Friday, June 27, 2008

Gates's Legacy

No doubt the ample offerings of video clips and articles commenting on Bill Gates' upcoming last day as a Microsoft employee have folks lamenting enough already...fair enough. However, while the common meditation has been one that asks who'll fill Gates' shoes or how he'll continue to build the Gates Foundation I am excited to think about the context that he's been so influential in creating. For those in technology tribes this may seem obvious, taken for granted even, but the legacy I have found myself coming back to is that of hope and excitement. Certainly such a feeling could be just a geneaological extension of this year's election commentary. But, I don't think it is. I am really excited about what Bill Gates has made possible. I am equally, if not more, excited about what I anticipate he'll do in his future endeavors. Teaching in a humanities cohort I am all too familiar with the critiques of MSFT and Gates, sadly critiques that betray an intellectually irresponsible theorizing of the hegemony in which we exist and operate; regardless of one's feelings about Gates' tenacious approach to building MSFT, the fact is that he's enabled a new way of knowing and living that holds potential for better lives. As Wired iterated, he enabled a technolgy industry (that does have potential to empower) that we couldn't have dreamed of just a few decades ago. We're not there, in fact we're a long way off; but the work of Bill Gates has created a context from which we can strive for utopias. As a techno-humanist I thinks that's the project at hand, and it's a very very exciting one. To pursue this project means to challenge today's tech leaders to best Gates' record of innovation and articulation of utopia...only then can a critique be levied. I'd surmise though, that at that point lauding Gates' legacy once again will probably seem more apropos.

1 comment:

brownstudy said...

At a software company I worked at in the mid-90s, several of the Windows developers loved the consistency and expectations that Windows brought to their profession.
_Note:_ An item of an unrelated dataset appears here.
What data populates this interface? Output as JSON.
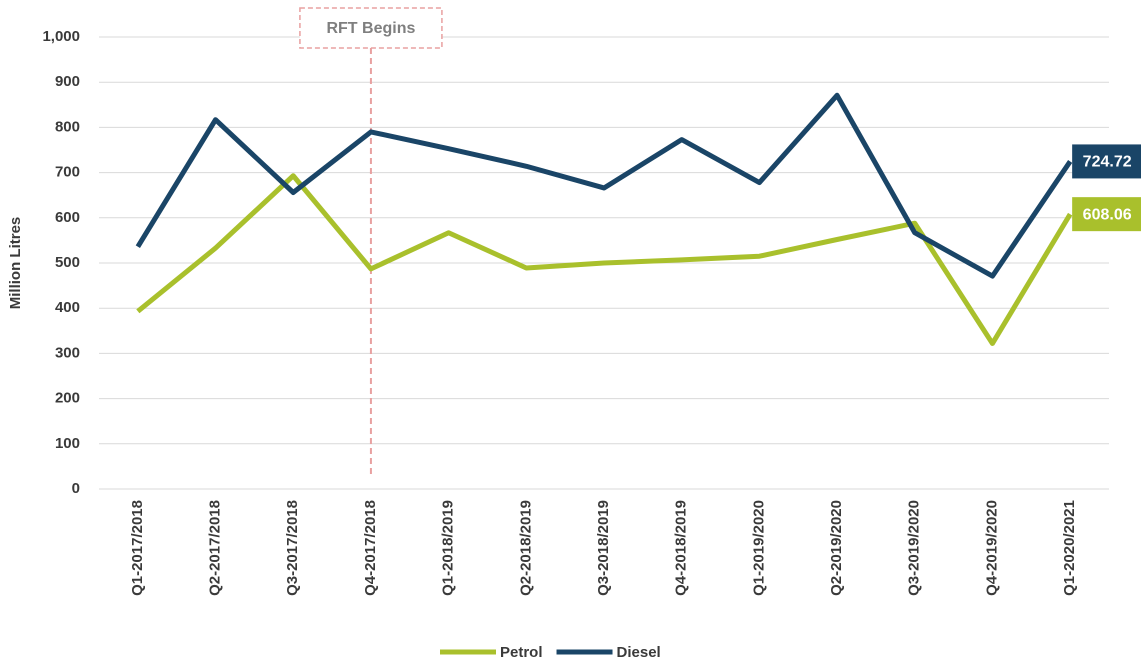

They had a consistent platform that they could concentrate on and get to know well, rather than having to code for Apple II, CPM, DOS, and other OS dialects. (I loved playing Infocom text adventure games back in the day, and they had to have versions for Commodore 64/128, Apple, DOS, Mac, and maybe a few others.)

It's interesting to read this blog post and compare it to your previous one on the growing ubiquity of the iPhone, and wondering what a major player in the mobile app market could do to establish a common platform that works well enough and easily enough to encourage more consumers and more developers to get on board.